L’autre message fort de Madeleine Sinclair est la possibilité d’insérer les droits des défenseurs des droits humains dans un texte de loi en bonne et due forme. Le Service International pour les Droits des Humains estime qu’il n’y a pas de raison pour que le pays ne puisse faire un effort dans ce domaine. Cet organisme a déjà réalisé ce travail presque à 100 % avec la publication d’un document de 53 pages. «Une loi type pour la reconnaissance et la protection des défenseurs des droits humains», tel est le titre du cadre proposé par le Service International pour les Droits des Humains afin que les défenseurs des droits humains soient reconnus et protégés par une loi. Les deux représentantes du Service International pour les Droits Humains ont rapidement fait le tour des droits humains dans le pays.

Dheerujlall Baramlall Seetulsingh, président de la National Human Rights Commission, était présent à cet atelier de travail. Ceux présents ont également eu droit à une intervention de Satyajit Boolell, exDirecteur des poursuites publiques, qui, après sa retraite, donne un coup de main à Dis-moi. Son intervention a porté sur la nécessité de doter le pays d’un cadre devant déboucher sur la mise en place d’une structure destinée à la protection des défenseurs des droits humains. Il s’est rangé du côté de ceux dont les droits sont susceptibles d’être piétinés.

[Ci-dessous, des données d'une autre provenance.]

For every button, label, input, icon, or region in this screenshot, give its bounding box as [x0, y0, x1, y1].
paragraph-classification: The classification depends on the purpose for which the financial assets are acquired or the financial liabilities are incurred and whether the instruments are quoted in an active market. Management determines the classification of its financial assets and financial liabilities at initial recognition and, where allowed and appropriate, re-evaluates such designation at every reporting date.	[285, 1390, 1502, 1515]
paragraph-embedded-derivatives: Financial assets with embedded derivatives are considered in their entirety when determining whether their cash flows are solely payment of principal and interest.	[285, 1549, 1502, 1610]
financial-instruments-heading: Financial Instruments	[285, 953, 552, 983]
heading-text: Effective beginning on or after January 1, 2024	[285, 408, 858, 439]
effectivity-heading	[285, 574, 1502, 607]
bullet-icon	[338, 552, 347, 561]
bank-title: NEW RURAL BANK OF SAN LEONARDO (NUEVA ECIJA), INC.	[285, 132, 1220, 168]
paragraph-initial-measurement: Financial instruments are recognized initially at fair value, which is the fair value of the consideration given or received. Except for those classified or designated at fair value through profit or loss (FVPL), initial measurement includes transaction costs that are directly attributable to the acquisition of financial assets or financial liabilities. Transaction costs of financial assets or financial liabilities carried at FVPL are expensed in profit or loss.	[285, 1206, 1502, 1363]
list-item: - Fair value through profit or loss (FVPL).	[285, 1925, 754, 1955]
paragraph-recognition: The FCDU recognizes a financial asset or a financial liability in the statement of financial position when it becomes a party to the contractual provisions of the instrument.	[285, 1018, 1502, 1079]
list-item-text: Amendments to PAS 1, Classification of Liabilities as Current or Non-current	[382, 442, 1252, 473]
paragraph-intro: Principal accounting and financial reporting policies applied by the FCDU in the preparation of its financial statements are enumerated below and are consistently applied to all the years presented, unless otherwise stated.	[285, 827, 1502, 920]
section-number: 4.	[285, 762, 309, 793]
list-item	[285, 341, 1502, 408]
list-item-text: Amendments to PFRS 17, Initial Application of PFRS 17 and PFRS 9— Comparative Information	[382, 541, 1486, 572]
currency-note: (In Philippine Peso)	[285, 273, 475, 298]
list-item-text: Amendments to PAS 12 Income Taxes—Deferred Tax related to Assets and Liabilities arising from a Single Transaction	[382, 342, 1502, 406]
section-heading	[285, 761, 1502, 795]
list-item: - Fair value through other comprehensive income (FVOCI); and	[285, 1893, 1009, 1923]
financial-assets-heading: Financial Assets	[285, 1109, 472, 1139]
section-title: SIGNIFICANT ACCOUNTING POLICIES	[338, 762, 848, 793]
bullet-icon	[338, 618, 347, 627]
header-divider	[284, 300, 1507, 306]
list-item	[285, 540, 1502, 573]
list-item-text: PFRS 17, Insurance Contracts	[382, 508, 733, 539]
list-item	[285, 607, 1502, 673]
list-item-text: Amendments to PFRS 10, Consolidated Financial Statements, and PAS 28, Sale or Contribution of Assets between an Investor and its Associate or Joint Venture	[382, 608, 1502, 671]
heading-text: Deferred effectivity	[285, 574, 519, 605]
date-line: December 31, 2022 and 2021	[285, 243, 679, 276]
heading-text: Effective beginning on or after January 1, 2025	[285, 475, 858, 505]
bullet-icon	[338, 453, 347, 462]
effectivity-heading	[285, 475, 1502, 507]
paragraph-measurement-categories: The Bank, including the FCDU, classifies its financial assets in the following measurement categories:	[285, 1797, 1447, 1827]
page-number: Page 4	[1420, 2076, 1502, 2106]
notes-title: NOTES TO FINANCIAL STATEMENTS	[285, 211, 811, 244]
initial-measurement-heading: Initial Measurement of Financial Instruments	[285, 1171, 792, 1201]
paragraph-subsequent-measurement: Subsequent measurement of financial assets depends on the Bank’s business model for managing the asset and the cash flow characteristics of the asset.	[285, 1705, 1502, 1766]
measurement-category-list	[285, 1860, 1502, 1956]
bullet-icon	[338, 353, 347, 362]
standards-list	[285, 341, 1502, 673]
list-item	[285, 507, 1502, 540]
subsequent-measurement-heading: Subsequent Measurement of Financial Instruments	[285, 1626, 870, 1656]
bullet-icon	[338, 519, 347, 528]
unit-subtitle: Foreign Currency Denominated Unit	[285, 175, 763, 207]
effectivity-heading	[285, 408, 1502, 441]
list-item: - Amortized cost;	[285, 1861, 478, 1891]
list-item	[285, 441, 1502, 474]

L’ex-Directeur des poursuites publiques n’a pas hésité à placer son intervention dans le contexte de l’actualité locale récente, entre autres l’arrestation d’Harish Chundunsing, citant au passage la fameuse déclaration de Thomas Jefferson, grand défenseur des droits humains, qui mettait en évidence le droit à la liberté d’expression et qui a dit qu’il préfère un journal sans gouvernement qu’un gouvernement sans journaux. Il a aussi cité les cas de l’avocat Akil Bissessur et de l’activiste politique Bruneau Laurette. Il a même fait allusion à l’enquête judiciaire qu’il a diligentée alors qu’il était encore en poste sur la disparition de Soopramanien Kistnen, activiste du Mouvement socialiste militant (MSM), mort dans des circonstances très troublantes. «Quel est le fil conducteur dans ces quatre cas ? Les quatre ont osé défier les autorités. Les trois premiers sont connus pour être critiques envers le gouvernement. Dans le cas de Kistnen, il s’apprêtait à dénoncer un cas de corruption dans lequel un ministre serait impliqué.»